Incidentally, in 1989, when Atlético won the Libertadores Cup, he played for city neighbours Independiente Medellín, having signed from Club Deportivo Los Millonarios. After returning to Nacional in 1991, Gómez retired four years later, at the age of 36.

After he retired from playing, Gómez became a football coach. He has managed Envigado, Atlético Nacional, Unión Magdalena and Atlético Bucaramanga in Colombia, Deportivo Quito in Ecuador and Caracas FC in Venezuela.

==International career==
During nearly one full decade, Gómez was capped 49 times for Colombia, scoring twice. He represented the nation in two FIFA World Cups, 1990 and 1994, and three Copa América tournaments: 1987, 1989 and 1993.

In the World Cup, Gómez started in all four of his country's matches in 1990, as Colombia were ousted in the round of 16 by Cameroon.

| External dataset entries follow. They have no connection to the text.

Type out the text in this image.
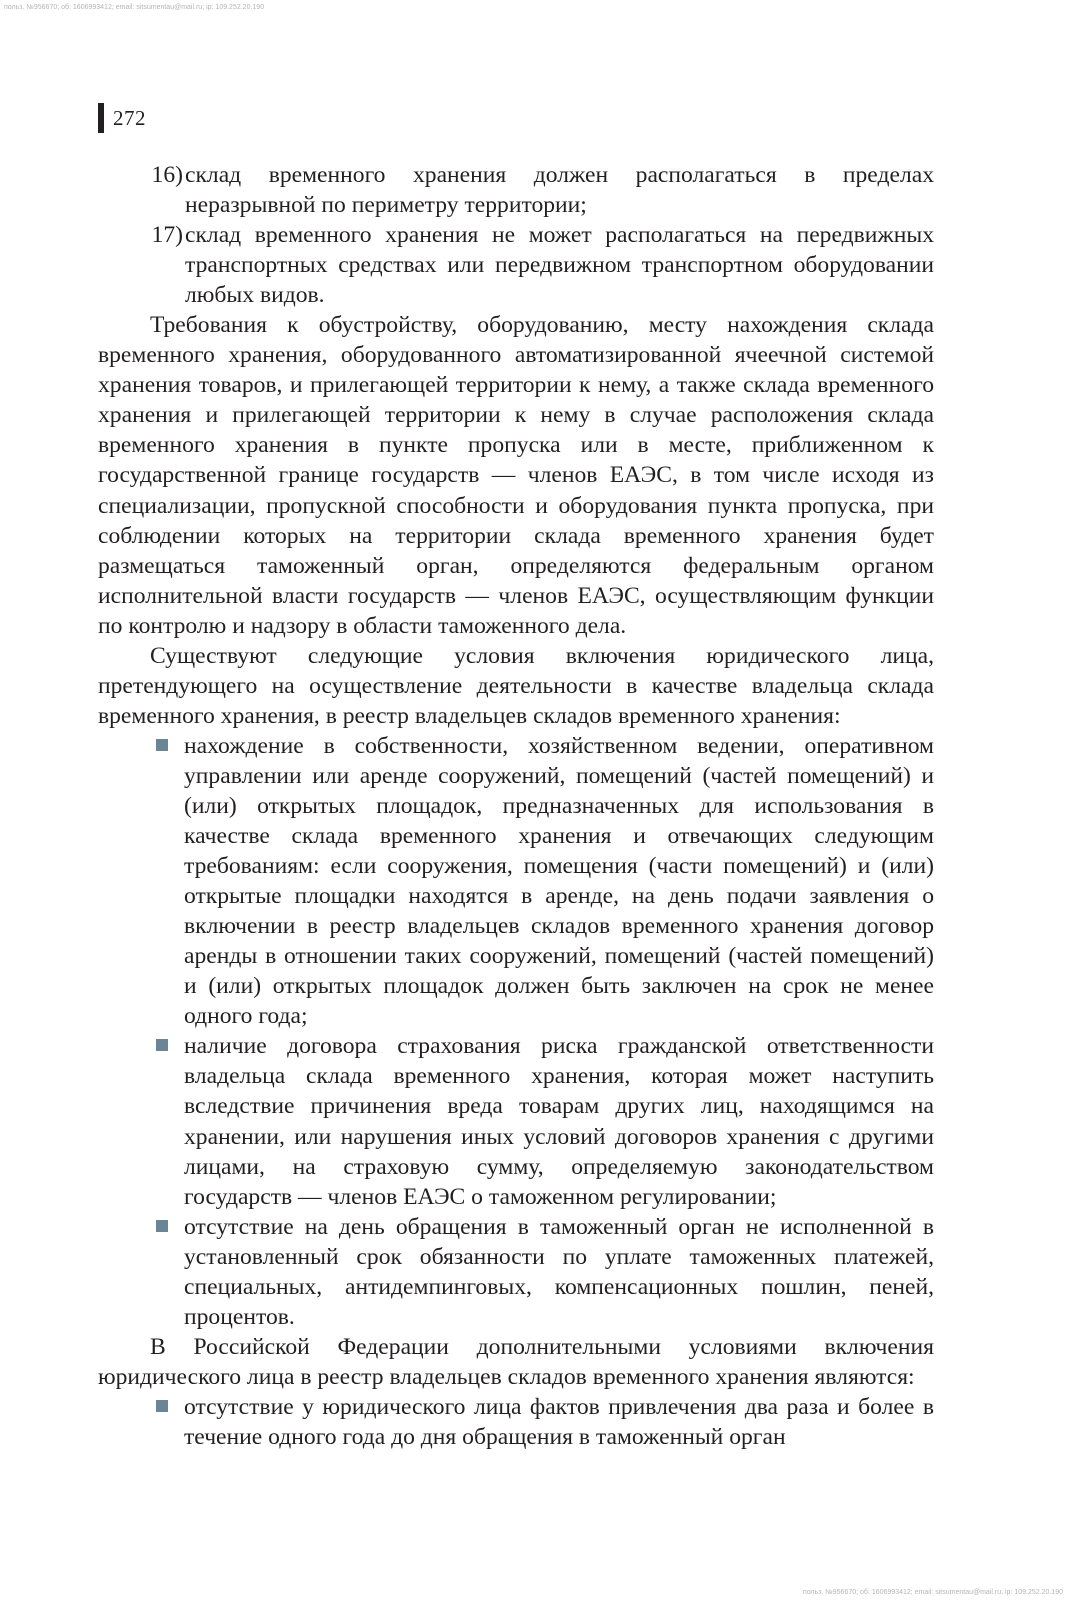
польз. №956670; об: 1606993412; email: sitsumentau@mail.ru; ip: 109.252.20.190
272
16) склад временного хранения должен располагаться в пределах неразрывной по периметру территории;
17) склад временного хранения не может располагаться на передвижных транспортных средствах или передвижном транспортном оборудовании любых видов.

Требования к обустройству, оборудованию, месту нахождения склада временного хранения, оборудованного автоматизированной ячеечной системой хранения товаров, и прилегающей территории к нему, а также склада временного хранения и прилегающей территории к нему в случае расположения склада временного хранения в пункте пропуска или в месте, приближенном к государственной границе государств — членов ЕАЭС, в том числе исходя из специализации, пропускной способности и оборудования пункта пропуска, при соблюдении которых на территории склада временного хранения будет размещаться таможенный орган, определяются федеральным органом исполнительной власти государств — членов ЕАЭС, осуществляющим функции по контролю и надзору в области таможенного дела.

Существуют следующие условия включения юридического лица, претендующего на осуществление деятельности в качестве владельца склада временного хранения, в реестр владельцев складов временного хранения:

нахождение в собственности, хозяйственном ведении, оперативном управлении или аренде сооружений, помещений (частей помещений) и (или) открытых площадок, предназначенных для использования в качестве склада временного хранения и отвечающих следующим требованиям: если сооружения, помещения (части помещений) и (или) открытые площадки находятся в аренде, на день подачи заявления о включении в реестр владельцев складов временного хранения договор аренды в отношении таких сооружений, помещений (частей помещений) и (или) открытых площадок должен быть заключен на срок не менее одного года;
наличие договора страхования риска гражданской ответственности владельца склада временного хранения, которая может наступить вследствие причинения вреда товарам других лиц, находящимся на хранении, или нарушения иных условий договоров хранения с другими лицами, на страховую сумму, определяемую законодательством государств — членов ЕАЭС о таможенном регулировании;
отсутствие на день обращения в таможенный орган не исполненной в установленный срок обязанности по уплате таможенных платежей, специальных, антидемпинговых, компенсационных пошлин, пеней, процентов.

В Российской Федерации дополнительными условиями включения юридического лица в реестр владельцев складов временного хранения являются:

отсутствие у юридического лица фактов привлечения два раза и более в течение одного года до дня обращения в таможенный орган
польз. №956670; об: 1606993412; email: sitsumentau@mail.ru; ip: 109.252.20.190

In the 1994 World Cup, in the United States, the team received death threats from unknown people prior to the second group stage match against the hosts, saying the entire team would be killed if Gómez were to appear in the match. Coach Francisco Maturana pulled Gómez from the roster and he did not play in the match. The team subsequently lost the match 1-2, with one of the two goals for the USA being an own goal scored by Colombian defender Andrés Escobar. The team was eliminated from the tournament, and six days later Andrés Escobar was murdered in Medellín.

==Honours==

| Season | Team | Title |
|---|---|---|
| 1981 | Atlético Nacional | Colombian League |
| 1988 | Millonarios | Colombian League |
| 1991 | Atlético Nacional | Colombian League |
| 1994 | Atlético Nacional | Colombian League |

==Personal==
Gómez's older brother, Hernán Darío, coached the national teams of Colombia and Ecuador, amongst others. In 1998, whilst in charge of the former, he also received anonymous death threats.